According to the Securities and Exchange Commission, Flowers through his newly-renamed Fruition, Inc. of Del Mar, along with Nevett, manipulated the shares of the two companies through a technique called "matched trading" — trading that appears to involve third parties' buying or selling stock, when in reality it was controlled by Flowers and Nevett.

They then dumped the shares on the market, reaping a $3.8 million gain, according to the securities agency. Flowers has taken the Fifth Amendment during testimony in this matter, says the SEC.

Flowers spent much of his brokerage career with La Jolla Capital (later named Cortez Securities), a fast-buck trader of penny stocks and grossly-inflated shares -- one of the most crooked brokerage houses in the United States when it was still going. When it was closed down by the state, investors got 2.5 cents on the dollar.

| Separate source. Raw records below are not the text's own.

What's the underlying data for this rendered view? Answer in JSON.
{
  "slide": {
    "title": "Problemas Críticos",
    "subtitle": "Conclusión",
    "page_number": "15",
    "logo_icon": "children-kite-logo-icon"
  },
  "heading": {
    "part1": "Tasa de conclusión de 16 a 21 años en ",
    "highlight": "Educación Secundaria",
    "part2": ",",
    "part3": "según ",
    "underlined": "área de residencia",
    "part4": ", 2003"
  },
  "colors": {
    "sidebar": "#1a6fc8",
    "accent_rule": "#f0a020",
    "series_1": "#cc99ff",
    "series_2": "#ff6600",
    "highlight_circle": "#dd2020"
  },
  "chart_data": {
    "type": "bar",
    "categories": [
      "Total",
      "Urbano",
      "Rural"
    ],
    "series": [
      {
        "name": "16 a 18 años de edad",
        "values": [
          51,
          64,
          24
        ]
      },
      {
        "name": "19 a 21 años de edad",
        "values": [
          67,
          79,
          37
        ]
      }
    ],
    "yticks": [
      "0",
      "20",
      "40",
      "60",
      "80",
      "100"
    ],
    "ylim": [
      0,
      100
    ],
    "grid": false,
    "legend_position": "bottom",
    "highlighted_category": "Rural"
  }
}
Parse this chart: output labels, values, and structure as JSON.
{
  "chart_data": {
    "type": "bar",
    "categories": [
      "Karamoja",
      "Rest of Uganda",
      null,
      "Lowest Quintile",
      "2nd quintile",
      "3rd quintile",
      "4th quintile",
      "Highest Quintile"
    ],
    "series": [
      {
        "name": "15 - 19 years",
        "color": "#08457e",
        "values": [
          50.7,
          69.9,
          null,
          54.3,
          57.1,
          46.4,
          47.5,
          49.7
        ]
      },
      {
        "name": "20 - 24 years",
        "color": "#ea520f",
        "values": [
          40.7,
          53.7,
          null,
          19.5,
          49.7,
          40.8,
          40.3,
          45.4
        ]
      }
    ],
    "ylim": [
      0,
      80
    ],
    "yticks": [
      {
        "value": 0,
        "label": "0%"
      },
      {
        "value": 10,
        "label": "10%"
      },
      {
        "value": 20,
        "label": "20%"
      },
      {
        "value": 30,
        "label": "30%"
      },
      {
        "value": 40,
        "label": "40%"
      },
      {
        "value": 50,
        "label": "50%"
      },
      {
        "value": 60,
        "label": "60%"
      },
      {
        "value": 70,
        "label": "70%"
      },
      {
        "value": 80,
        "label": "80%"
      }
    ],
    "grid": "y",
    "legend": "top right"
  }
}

The district attorney's office took on the case of Natural Born Carvers, one of the stocks Pacific Cortez dumped on customers. Harold Bailey (B.J.) Gallison, head of Pacific Cortez, got five years in prison. Flowers spilled the beans to the government and only got probation. Flowers was barred from the industry by the Financial Industry Regulatory Association in 2002, but somehow got back in the business for this caper.

Gallison, known for offshore shenanigans, last year got 18 years in the Big House for running a pump-and-dump scheme through offshore entities.